Rationale: This systematic review analyzes the literature in an effort to identify the most effective therapies, based on both clinical and patient-centered outcomes.
Focused question: In patients with periodontitis, what is the effect of mechanically-driven instrumentation (e.g., power-driven) and/or subgingival irrigation with and without manual instrumentation compared to manual instrumentation alone?
Search protocol: Two investigators examined MEDLINE and the Cochrane Oral Health Group specialized registry for clinical trials published in English. Hand searches were performed of the International Journal of Periodontics & Restorative Dentistry, Journal of Clinical Periodontology, Journal of Periodontology, and Journal of Periodontal Research. Searches were performed for articles published through April 2002. Editors of these journals were asked to provide information on articles currently under review. In addition, an electronic discussion group on periodontal diseases and treatment was contacted, as were manufacturers of manual and mechanical instruments and of adjunctive agents.
Inclusion criteria: Only randomized clinical trials, cohort studies, or case-control studies at least 3 months long were included. All studies had to compare manual instrumentation (MI; scaling and root planing [SRP]) alone with some other form of non-surgical therapy. These included MI versus mechanically-driven instruments (MDI) alone; MI versus MI plus MDI; MI versus MDI plus an agent (e.g., chlorhexidine); and MI versus subgingival irrigation (SGI) delivered in conjunction with MI or MDI.

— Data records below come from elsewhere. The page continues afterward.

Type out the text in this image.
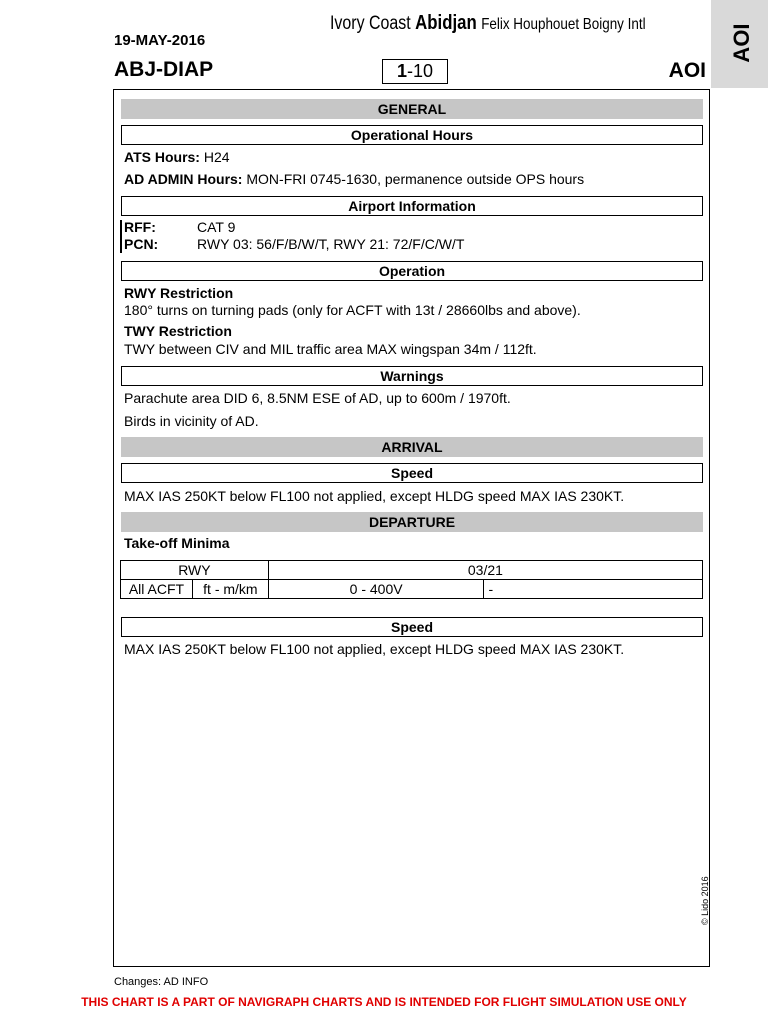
19-MAY-2016
Ivory Coast Abidjan Felix Houphouet Boigny Intl
ABJ-DIAP	1-10	AOI
AOI
GENERAL
Operational Hours
ATS Hours: H24
AD ADMIN Hours: MON-FRI 0745-1630, permanence outside OPS hours
Airport Information
RFF:	CAT 9
PCN:	RWY 03: 56/F/B/W/T, RWY 21: 72/F/C/W/T
Operation
RWY Restriction
180° turns on turning pads (only for ACFT with 13t / 28660lbs and above).
TWY Restriction
TWY between CIV and MIL traffic area MAX wingspan 34m / 112ft.
Warnings
Parachute area DID 6, 8.5NM ESE of AD, up to 600m / 1970ft.
Birds in vicinity of AD.
ARRIVAL
Speed
MAX IAS 250KT below FL100 not applied, except HLDG speed MAX IAS 230KT.
DEPARTURE
Take-off Minima
RWY		03/21	
All ACFT	ft - m/km	0 - 400V	-
Speed
MAX IAS 250KT below FL100 not applied, except HLDG speed MAX IAS 230KT.
© Lido 2016
Changes: AD INFO
THIS CHART IS A PART OF NAVIGRAPH CHARTS AND IS INTENDED FOR FLIGHT SIMULATION USE ONLY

Exclusion criteria: Studies not meeting the inclusion criteria or those treating periodontal diseases as a manifestation or complication of some other disease or disorder were not included.
Data collection and analysis: Probing depth, clinical attachment level, bleeding on probing, and gingival recession were the primary outcomes. Because of the heterogeneity of the patient populations, treatments, and outcome measures, meta-analysis was not appropriate. Only in-study data were compared. Four of the studies required extrapolating data from figures and graphs, resulting in questionable accuracy.
Main results: 1. Nine studies, representing a study population of 129, were included in the review. 2. Five studies compared MI with MDI alone. The other 4 compared MI alone to MI plus SGI or subgingival tissue treatment. 3. There was comparable efficacy between MI and MDI when treating single-rooted teeth. 4. The use of SGI or subgingival tissue treatment as an adjunct to MI provided no additional benefit compared to MI alone. 5. Findings reported in the review must be interpreted with considerable caution, as lack of study heterogeneity made meta-analysis unfeasible and the need to extrapolate outcomes values from graphs and figures may have resulted in some inaccuracy.
Reviewers' conclusions: 1. Manual and mechanically-driven instrumentation appears comparable in affecting improved clinical outcomes. 2. Instrumentation time for MI and MDI were similar, except for 1 study in which MDI was significantly shorter. 3. Adjunctive SGI plus MI and subgingival tissue treatment result in similar clinical outcomes when compared to MI alone. 4. If study data are to be effectively and analytically combined to facilitate meaningful comparisons of treatment outcomes, detailed and standardized study designs must be developed and used consistently in clinical trials.